Business

Does Facebook Need a Miracle?

Facebook is a great company with a massive following — and a lousy stock price.

Facebook erred greatly when it priced its stock at US$38 per share for many reasons — not the least of which is that everything it will ever do will be viewed through that overpriced prism.

“If the stock had been priced at $10 per share, Facebook could have showed a 32 percent year-over-year growth for its first quarterly earnings, and the market would have stood up and cheered,” Trip Chowdhry, managing director of equity research at Global Equities Research, told the E-Commerce Times.

As it happened, Facebook did show 32 percent growth, but all the market could do was focus on the stock’s dropping valuation.

“When you price at $38 per share, you are literally saying that management is capable of performing miracle after miracle,” Chowdhry said.

“The next three to six months — the short term — Facebook’s price will be troubled,” said Eric Steiman, portfolio manager at ES Capital Advisors and a Covestor model manager.

It could even go into the low teens, he said.

But if one puts aside the vexing issue of Facebook’s stock price, the reality is that the company is not in a bad position at all, despite the lukewarm reaction to its earnings last week.

“Look, Facebook has more than 950 million users,” Steiman said. “It is now just a matter of monetizing them.”

Two to three years from now, the stock will have grown into its valuation, he predicted, and the company’s current woes all but forgotten.

For the quarter, Facebook produced a non-GAAP profit of $0.12 per share and $1,184 million in revenue. Based on GAAP, it is reporting a loss of $743 million or a loss of $0.08 per share, primarily driven by share-based compensation expenses that it didn’t recognize pre-IPO.

This is all good, though, said Andreas Scherer, managing partner with Salto Partners. “Facebook made its numbers.”

That was essential for the market to trust it — it had to show it could execute on previously promised plans, he said.
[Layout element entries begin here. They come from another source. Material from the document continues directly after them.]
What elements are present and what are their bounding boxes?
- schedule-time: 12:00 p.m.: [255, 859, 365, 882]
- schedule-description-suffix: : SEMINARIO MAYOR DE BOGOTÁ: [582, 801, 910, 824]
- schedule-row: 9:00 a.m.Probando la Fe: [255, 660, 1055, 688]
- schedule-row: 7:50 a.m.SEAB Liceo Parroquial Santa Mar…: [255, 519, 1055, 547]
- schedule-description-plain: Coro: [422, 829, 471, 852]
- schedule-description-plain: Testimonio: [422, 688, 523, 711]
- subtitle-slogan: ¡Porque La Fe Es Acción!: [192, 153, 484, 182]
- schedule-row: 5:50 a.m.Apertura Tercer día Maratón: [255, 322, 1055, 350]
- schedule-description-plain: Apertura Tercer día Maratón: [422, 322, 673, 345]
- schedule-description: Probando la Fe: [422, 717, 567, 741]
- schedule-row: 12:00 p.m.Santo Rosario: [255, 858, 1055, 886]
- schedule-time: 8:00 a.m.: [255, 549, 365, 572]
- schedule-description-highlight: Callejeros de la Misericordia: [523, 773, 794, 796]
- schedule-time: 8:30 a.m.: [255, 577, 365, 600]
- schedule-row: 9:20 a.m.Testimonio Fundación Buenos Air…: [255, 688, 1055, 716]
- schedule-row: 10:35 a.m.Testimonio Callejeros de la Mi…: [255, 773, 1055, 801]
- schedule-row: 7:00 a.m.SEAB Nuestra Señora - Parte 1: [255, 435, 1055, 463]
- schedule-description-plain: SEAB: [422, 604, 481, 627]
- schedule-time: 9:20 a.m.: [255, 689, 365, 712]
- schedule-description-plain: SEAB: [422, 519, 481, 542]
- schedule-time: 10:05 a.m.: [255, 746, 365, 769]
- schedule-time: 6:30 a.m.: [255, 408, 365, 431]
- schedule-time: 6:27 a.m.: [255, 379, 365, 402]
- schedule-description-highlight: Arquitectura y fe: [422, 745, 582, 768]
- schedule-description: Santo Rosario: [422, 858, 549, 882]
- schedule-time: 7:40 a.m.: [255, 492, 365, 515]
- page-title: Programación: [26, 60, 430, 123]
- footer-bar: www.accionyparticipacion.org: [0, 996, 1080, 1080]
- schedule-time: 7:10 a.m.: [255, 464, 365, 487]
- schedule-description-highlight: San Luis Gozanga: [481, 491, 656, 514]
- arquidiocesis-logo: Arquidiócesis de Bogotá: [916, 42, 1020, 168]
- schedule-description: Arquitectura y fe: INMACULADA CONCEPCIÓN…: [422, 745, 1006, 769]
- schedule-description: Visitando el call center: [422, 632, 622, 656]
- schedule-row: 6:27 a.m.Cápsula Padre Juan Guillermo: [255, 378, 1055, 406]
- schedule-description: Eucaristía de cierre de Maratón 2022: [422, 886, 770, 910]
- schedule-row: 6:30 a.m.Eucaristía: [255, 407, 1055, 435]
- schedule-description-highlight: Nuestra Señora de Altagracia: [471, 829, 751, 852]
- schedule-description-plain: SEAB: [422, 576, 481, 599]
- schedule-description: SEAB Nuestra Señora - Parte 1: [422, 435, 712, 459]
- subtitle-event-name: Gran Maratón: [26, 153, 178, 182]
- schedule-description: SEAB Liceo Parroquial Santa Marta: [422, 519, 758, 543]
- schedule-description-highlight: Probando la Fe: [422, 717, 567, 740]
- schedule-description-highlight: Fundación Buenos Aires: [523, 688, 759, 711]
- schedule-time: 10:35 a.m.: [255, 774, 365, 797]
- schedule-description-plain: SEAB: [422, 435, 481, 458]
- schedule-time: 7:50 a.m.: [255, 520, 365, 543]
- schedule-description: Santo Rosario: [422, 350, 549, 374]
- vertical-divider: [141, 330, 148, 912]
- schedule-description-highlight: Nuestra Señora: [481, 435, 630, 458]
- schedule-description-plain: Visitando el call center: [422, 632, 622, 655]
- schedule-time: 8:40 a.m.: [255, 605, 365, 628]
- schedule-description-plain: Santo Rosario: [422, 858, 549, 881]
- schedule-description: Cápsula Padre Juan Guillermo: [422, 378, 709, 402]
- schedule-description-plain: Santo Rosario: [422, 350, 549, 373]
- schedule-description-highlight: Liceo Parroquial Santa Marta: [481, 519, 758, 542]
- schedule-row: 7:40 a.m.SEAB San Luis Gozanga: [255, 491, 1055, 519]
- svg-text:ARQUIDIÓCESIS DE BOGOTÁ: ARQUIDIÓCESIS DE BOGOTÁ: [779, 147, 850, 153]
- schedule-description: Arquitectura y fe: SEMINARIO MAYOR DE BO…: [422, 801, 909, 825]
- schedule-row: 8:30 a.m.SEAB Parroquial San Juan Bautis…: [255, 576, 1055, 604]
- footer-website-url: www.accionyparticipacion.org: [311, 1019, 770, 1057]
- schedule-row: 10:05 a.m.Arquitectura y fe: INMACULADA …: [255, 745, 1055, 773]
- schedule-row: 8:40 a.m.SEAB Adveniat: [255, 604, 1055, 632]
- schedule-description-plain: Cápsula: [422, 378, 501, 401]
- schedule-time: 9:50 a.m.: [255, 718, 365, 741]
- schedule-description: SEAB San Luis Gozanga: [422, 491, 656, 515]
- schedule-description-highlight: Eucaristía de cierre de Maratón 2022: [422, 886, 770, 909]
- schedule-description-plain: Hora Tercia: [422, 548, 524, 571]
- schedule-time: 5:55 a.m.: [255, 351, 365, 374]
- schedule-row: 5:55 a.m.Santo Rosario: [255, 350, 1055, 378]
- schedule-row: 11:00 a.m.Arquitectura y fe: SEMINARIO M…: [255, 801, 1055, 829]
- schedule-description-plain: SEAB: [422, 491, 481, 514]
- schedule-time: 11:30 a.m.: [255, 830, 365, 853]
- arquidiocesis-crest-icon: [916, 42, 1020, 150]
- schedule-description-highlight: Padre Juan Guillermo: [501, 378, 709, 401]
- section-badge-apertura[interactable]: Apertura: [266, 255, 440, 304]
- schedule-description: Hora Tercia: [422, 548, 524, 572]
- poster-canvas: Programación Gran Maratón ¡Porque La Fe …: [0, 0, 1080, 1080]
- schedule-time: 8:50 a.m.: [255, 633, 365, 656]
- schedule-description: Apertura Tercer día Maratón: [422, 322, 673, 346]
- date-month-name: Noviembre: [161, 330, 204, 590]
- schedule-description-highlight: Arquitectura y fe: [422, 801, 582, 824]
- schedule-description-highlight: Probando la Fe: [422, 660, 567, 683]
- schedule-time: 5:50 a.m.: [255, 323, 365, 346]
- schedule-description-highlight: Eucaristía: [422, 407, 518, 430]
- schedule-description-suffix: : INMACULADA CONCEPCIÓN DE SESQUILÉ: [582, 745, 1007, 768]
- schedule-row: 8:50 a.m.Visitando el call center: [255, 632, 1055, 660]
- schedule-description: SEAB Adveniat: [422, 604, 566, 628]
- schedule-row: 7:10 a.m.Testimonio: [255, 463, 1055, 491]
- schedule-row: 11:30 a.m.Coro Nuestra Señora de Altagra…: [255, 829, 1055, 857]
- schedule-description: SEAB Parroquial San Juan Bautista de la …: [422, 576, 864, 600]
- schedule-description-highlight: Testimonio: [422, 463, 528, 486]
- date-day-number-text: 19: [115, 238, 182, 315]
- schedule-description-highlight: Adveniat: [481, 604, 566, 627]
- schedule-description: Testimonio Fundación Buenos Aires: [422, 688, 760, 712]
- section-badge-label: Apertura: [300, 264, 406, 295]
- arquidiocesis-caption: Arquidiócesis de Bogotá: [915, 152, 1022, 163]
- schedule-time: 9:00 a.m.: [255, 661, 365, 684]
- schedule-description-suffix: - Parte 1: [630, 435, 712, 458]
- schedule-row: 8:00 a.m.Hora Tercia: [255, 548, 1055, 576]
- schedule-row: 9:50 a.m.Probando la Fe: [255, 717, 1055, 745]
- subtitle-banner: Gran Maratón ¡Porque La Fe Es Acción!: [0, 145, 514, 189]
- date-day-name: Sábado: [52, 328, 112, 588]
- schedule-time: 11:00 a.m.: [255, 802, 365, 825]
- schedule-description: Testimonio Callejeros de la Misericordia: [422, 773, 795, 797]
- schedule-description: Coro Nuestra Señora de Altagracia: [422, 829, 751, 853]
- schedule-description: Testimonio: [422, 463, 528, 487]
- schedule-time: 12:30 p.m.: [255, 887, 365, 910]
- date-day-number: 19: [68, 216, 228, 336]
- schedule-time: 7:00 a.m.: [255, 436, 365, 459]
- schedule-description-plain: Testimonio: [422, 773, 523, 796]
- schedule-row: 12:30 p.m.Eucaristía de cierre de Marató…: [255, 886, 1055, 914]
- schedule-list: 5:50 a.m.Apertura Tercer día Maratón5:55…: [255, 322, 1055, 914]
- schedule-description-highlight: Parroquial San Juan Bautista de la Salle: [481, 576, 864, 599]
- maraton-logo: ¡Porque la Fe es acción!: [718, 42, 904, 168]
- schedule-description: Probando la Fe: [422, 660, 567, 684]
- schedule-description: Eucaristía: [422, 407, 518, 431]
Nonetheless, the conversation quickly shifted to Facebook’s future — one in which it can’t possibly meet current expectations — and its wobbly stock.

“Facebook has an extraordinary technology platform,” Chowdhry said. “There I think Mark [Zuckerberg] is a true visionary in what he built. The problem is he is still executing on what was developed in that Harvard dorm. There is no sense of where else the company will go from that early promise.”

Mobile Strategy and Other Plans

Facebook did paint a picture of where it is going, Scherer maintained.

“I did like that Mark Zuckerberg discussed the mobile strategy of his company right at the beginning of the call,” he said.

“He acknowledged the importance of mobile for the future of his company. The company is heavily investing in this space,” continued Scherer.

Weak Spots

Clearly, though, there are weak spots — very weak spots in some cases, Scherer acknowledged.

“[Zuckerberg] mentioned that they are working on a deeper integration between Facebook and Apple’s iOS. This is very much needed, because the current Facebook experience on the iPhone is less than stellar,” he said.

Facebook also said it will continue to buy companies to acquire talent.

However, “this can be truly a very expensive way to hire,” said Scherer, “and even for a company with a $10 billion war chest, it is hardly sustainable.”

Another issue is that in the online advertisement space Facebook doesn’t have the market share one would expect from a site commanding a nearly 1-billion-strong audience, Scherer said.

“Why? It’s very easy to ignore those ads. Hence, the idea to sell ‘sponsored stories,’ which are essentially ads in disguise. They appear in the news feed of a user. It makes sense to place these ‘ads’ in the news feed because there they are harder to ignore,” he explained.

However, it’s a thin line, continued Scherer. “If the news feed becomes too ‘spammy,’ users won’t go there anymore. “

Facebook is placing great hope in the sponsored stories, though — at least judging by how many times it mentioned them during the earnings call. They came up 26 times, by Chowdhry’s count.

“Focusing so heavily on sponsored stories is hardly visionary,” he said.